映画監督の是枝裕和氏(60)が13日、東京・港区のスペースFS汐留で映画「ベイビー・ブローカー」(24日公開)の凱旋記者会見を行った。

 是枝監督の最新作「ベイビー・ブローカー」は主演が韓国の名優ソン・ガンホという〝日韓タッグ〟作品。「赤ちゃんポスト」を中心に人間ドラマが展開する。同作は先月、仏・カンヌで行われた「第75回カンヌ国際映画祭」のコンペティション部門に正式出品され、「最優秀男優賞(主演、ソン・ガンホ)」「エキュメニカル審査員賞」の2冠に輝いた。カンヌ映画祭出席後、韓国でのプロモーションを終え、この日の会見に臨んだ。韓国では初日興行収入第1位を獲得している。

 是枝監督は「ソン・ガンホさんの名前を呼ばれた瞬間にこの作品にとって最高のゴールであることに気付きました。役者が褒められるのが一番うれしいんですよね。特別な夜になりました」と喜んだ。海外チームとの仕事も多い同監督だが「演出は自分の我を通させてもらいました」と、日本流で撮影に臨んだという。

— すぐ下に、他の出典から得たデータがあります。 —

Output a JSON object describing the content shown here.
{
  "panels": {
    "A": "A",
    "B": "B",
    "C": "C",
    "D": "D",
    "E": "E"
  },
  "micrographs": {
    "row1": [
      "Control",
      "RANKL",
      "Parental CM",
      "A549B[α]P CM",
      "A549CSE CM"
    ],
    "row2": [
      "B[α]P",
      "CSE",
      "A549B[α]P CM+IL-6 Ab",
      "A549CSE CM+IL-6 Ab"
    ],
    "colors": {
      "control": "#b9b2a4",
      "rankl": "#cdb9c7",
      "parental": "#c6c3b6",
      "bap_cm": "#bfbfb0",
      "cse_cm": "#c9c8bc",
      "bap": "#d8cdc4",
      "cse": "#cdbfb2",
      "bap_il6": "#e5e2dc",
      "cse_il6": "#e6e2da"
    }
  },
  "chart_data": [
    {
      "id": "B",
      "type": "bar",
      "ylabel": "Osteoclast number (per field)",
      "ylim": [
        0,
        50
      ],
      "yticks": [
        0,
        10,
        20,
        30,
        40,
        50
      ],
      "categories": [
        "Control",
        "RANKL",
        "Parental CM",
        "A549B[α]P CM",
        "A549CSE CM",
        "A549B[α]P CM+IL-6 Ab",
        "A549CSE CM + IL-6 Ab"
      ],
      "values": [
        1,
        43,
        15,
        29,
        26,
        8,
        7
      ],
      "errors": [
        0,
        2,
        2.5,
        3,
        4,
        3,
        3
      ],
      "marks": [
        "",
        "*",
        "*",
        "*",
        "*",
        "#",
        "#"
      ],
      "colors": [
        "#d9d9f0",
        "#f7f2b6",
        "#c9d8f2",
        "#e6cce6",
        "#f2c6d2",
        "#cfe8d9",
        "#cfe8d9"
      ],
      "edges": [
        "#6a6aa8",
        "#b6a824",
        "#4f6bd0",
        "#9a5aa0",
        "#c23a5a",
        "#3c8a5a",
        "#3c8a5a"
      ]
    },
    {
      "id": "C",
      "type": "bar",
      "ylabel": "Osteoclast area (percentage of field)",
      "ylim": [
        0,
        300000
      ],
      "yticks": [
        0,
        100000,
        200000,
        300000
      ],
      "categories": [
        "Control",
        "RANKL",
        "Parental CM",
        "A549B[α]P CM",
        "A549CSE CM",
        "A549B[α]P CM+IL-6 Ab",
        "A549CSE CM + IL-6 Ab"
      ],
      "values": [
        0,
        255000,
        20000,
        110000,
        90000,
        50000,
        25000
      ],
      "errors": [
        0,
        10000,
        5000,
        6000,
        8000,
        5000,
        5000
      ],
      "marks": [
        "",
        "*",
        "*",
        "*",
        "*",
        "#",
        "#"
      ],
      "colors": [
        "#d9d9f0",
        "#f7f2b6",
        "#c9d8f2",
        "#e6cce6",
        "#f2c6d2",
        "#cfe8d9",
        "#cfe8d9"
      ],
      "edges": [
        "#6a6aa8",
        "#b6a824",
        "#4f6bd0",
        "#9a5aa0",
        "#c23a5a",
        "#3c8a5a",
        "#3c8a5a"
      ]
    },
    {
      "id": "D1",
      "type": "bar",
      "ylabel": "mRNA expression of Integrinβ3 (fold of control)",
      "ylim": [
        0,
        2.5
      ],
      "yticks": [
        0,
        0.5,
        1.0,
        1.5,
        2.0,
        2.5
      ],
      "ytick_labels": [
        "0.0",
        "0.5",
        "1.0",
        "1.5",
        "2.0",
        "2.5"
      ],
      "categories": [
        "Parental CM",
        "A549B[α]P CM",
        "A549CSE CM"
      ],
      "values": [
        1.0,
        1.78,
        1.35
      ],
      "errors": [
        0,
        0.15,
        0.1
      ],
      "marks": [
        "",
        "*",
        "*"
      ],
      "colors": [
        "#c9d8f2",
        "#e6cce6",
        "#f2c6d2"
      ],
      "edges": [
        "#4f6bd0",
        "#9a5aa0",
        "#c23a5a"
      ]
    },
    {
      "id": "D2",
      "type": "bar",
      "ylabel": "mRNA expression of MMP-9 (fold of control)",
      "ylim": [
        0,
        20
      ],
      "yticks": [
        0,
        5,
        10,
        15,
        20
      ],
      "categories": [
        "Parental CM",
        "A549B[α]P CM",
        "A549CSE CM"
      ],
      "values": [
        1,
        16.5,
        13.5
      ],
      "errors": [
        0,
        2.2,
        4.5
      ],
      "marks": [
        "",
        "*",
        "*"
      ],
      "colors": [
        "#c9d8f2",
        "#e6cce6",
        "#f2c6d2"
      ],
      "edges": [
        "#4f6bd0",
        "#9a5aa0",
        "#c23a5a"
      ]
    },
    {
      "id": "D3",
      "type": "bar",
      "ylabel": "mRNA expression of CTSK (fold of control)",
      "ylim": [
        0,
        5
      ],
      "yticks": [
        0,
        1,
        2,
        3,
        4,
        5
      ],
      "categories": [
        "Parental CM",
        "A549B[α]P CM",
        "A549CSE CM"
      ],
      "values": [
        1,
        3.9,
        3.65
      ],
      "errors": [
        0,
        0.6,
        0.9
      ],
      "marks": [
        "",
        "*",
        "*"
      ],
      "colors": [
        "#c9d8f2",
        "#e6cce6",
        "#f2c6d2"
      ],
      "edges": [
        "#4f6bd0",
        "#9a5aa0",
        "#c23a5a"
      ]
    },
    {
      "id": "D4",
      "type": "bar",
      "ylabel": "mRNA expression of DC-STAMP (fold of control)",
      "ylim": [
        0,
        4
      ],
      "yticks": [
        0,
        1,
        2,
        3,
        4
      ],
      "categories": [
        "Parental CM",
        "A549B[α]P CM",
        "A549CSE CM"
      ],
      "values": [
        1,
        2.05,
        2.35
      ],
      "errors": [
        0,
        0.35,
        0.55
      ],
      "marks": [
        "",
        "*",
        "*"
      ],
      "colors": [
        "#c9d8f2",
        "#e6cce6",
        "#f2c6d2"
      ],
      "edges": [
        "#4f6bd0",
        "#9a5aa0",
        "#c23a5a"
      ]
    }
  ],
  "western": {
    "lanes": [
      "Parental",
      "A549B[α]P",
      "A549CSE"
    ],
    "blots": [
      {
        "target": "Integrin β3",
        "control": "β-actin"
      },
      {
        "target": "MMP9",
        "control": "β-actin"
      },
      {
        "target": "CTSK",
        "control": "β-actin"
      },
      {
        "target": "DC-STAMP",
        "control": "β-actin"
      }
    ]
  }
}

 登場する赤ちゃんのキャスティングに関しては「動きのいい子。音に反応してくれる子、その基準で選びました。それが当たったというか。ご両親が帯同してくれていて、医療体制もしっかりしている。何かあった時にはすぐに病院に行ける体制が整っていました」と明かした。

 受賞後のパーティーでは「ハビエル・バルデムがいて、写真を撮ってもらおうと思ったんですけど、指さしてもらえて『知ってる』と言われたことが一番うれしかったですね。単純な映画ファンですね」と笑った。